Il premier: “Vince chi amministra bene come il governatore. E come i giallorosa, se faremo riforme serie senza sabotaggi”.
Niente baratro, niente “barbari” alla porta a urlare al governo di sloggiare, di arrendersi all’alluvione sovranista. Nella notte dall’Emilia Romagna piovono solo i numeri della vittoria del governatore dem Stefano Bonaccini e Matteo Salvini ha un volto che è un sudario di delusione. Così il presidente del Consiglio Giuseppe Conte può sbattere in faccia la sconfitta al suo primo nemico: “Esce sconfitto chi, come Salvini, ha pensato di strumentalizzare il voto regionale pur di pregiudicare il percorso del governo nazionale”. Il premier rivendica il suo ruolo, il suo lavoro, ed è un altro affondo contro il leghista: “Il risultato conferma che la via maestra per avere la fiducia dei cittadini sono le buone pratiche di governo e non gli slogan e le declamazioni sui social”. A brevissimo, Conte sfornerà anche un post contro il Salvini che se ne è andato a fare campagna parlando ai citofoni, “un fatto indegno”. Ma nell’attesa rilancia “il confronto con le forze di governo sull’agenda”, cioè il cronoprogramma.
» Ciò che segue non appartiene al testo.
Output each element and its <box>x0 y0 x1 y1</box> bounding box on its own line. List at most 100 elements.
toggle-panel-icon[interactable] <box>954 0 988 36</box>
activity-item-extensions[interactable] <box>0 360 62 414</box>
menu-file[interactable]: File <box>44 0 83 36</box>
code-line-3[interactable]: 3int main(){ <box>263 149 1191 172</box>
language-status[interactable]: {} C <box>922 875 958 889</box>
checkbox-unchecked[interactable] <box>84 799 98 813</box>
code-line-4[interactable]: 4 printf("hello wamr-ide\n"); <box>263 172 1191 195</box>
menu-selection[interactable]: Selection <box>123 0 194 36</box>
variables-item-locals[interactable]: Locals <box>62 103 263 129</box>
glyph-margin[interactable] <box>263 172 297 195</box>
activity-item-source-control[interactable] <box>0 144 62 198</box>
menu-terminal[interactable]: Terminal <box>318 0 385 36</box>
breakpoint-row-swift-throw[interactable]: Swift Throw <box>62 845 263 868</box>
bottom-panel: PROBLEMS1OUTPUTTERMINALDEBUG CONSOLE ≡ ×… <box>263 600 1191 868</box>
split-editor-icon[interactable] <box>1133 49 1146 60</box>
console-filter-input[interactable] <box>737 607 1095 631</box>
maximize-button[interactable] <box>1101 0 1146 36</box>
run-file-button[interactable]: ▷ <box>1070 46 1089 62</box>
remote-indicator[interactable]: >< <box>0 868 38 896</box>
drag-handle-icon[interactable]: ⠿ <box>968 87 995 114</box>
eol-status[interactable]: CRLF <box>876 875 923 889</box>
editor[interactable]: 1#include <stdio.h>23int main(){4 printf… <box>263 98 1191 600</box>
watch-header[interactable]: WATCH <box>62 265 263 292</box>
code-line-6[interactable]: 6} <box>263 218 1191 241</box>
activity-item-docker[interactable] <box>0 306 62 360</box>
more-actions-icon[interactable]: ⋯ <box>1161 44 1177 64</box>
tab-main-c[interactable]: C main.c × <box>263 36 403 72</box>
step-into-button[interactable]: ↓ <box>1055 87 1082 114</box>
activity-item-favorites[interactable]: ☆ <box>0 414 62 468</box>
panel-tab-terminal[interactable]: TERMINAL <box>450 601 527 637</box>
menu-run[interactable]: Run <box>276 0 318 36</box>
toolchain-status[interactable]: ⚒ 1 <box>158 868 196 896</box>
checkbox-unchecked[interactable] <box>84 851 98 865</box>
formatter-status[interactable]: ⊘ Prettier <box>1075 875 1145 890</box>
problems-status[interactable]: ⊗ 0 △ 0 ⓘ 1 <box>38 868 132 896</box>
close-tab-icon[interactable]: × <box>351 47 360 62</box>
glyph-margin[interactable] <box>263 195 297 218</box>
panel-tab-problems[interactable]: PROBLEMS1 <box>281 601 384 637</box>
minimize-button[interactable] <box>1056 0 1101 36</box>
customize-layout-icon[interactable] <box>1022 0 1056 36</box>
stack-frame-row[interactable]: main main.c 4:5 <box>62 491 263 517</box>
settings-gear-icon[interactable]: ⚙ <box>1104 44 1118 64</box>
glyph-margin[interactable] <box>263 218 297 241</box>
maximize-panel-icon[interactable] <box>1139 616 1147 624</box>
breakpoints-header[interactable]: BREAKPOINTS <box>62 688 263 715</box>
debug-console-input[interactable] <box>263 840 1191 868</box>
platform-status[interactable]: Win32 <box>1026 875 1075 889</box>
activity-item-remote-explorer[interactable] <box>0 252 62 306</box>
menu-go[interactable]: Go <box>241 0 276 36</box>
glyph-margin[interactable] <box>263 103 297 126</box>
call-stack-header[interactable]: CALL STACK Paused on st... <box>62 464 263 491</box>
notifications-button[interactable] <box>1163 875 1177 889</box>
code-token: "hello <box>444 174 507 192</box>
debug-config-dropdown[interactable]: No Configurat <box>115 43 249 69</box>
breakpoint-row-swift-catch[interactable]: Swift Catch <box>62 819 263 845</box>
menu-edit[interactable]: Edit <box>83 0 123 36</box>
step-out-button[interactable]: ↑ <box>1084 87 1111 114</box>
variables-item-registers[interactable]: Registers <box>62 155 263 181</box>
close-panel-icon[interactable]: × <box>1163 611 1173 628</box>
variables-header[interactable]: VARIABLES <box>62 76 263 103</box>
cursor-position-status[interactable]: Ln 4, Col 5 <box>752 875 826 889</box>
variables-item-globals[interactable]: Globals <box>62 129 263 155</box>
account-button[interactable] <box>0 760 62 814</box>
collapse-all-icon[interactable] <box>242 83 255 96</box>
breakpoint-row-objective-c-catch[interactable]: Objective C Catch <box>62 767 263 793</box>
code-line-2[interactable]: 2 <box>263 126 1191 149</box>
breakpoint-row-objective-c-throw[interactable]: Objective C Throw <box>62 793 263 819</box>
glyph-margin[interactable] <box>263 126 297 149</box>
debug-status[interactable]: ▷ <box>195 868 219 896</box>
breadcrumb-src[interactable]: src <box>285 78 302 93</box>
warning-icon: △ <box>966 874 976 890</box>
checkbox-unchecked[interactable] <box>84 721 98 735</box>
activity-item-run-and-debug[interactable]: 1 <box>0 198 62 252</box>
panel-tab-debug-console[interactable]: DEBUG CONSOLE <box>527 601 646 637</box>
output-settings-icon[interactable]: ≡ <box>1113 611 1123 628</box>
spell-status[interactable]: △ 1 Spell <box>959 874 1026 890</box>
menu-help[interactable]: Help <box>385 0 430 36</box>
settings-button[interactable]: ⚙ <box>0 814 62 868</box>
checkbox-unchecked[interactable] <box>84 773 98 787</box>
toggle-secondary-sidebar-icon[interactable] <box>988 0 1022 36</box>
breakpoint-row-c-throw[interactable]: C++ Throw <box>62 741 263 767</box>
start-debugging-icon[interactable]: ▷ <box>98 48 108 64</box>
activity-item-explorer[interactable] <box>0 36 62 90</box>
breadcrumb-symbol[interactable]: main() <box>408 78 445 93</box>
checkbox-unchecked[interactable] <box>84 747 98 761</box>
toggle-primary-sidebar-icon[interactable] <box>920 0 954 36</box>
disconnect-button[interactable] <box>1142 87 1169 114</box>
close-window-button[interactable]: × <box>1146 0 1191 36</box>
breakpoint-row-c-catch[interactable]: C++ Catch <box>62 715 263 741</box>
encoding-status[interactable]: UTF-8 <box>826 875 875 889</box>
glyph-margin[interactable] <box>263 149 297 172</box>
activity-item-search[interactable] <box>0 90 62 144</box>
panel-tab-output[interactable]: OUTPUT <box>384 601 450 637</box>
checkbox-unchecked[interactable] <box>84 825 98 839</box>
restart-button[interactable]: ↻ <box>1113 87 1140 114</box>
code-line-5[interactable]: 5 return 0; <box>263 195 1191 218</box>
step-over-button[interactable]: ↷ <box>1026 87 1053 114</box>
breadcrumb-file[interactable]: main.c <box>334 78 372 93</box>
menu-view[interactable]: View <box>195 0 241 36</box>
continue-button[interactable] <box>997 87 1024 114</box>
E insiste: “La strada è lavorare per i prossimi tre anni sulle riforme, senza sabotaggi”
Però il Pd in Emilia Romagna sta sopra il 30 per cento, come nelle Europee, e già dicono che i dem si preparino a chiedere un “riequilibrio” ai Cinque Stelle, cioè un rimpasto. Perché invece il M5S veleggia poco sopra il 5 per cento: meglio del 2-3 per cento raccontato da certi sondaggi, ma comunque un disastro. Lo sa benissimo Conte, pronto a lavorare come al solito di mediazione, e come lui tanti 5Stelle di governo. Pronti a difendersi rivendicando il voto disgiunto del Movimento in favore di Bonaccini, di cui si possono solo intuire le dimensioni, con il candidato del M5S Simone Benini che affonda dalle parti del 4 per cento. Più giù della sua lista, quindi un po’ di grillini hanno votato sicuramente per il governatore dem uscente.
Ma per i 5Stelle resta un tonfo annunciato. “Fare questa lista era una scelta priva di senso” picchia in nottata il veterano bolognese Max Bugani. Mentre tace Luigi Di Maio, ministro degli Esteri e capo politico dimessosi mercoledì scorso. Lui non vuole andare oltre l’alleanza di governo, e prima di lasciare il timone ha chiuso ad accordi in altre regioni (le Marche). Ma la vittoria di Bonaccini riapre i giochi, ridà fiato ai 5Stelle pro intesa, innanzitutto in Campania e Liguria. E comunque prima delle trattative ci sono tante partite dentro e a margine del governo. C’è la giornata di domani, un martedì disseminato di trappole, perché alla Camera si vota sulla proposta di legge del forzista Costa che vuole uccidere la riforma della prescrizione del Guardasigilli del M5S, Alfonso Bonafede.
E in Parlamento ci sarà anche lui, Bonafede, a raccontare le sue linee guida sulla giustizia a Montecitorio e in Senato. Seguirà un voto sulle relative risoluzioni, e mette già ansia. Ma la stessa votazione sulla pdl Costa resta una nube nera sopra l’esecutivo. E in entrambi i casi il pericolo arriva da Matteo Renzi e dalla sua Italia Viva, che non ha mai rinunciato alla minaccia di partenza, quella di votare la proposta di Fi. Per questo, la prima speranza di Conte e di diversi ministri grillini è che la vittoria di Bonaccini spenga la voglia di baruffa del fu rottamatore.
Nell’incertezza per evitare guai, soprattutto sugli emendamenti con voto segreto, la maggioranza potrebbe rispedire la pdl Costa in commissione. Ma le votazioni sulla relazione di Bonafede restano. D’altronde sempre martedì nelle commissioni si cominceranno a votare gli emendamenti al decreto milleproroghe. E sempre i renziani erano pronti a fare muro contro la revisione delle norme sulle concessioni autostradali. Ergo, è presto per rilassarsi. Ma sorridere un po’, si può: almeno di Salvini.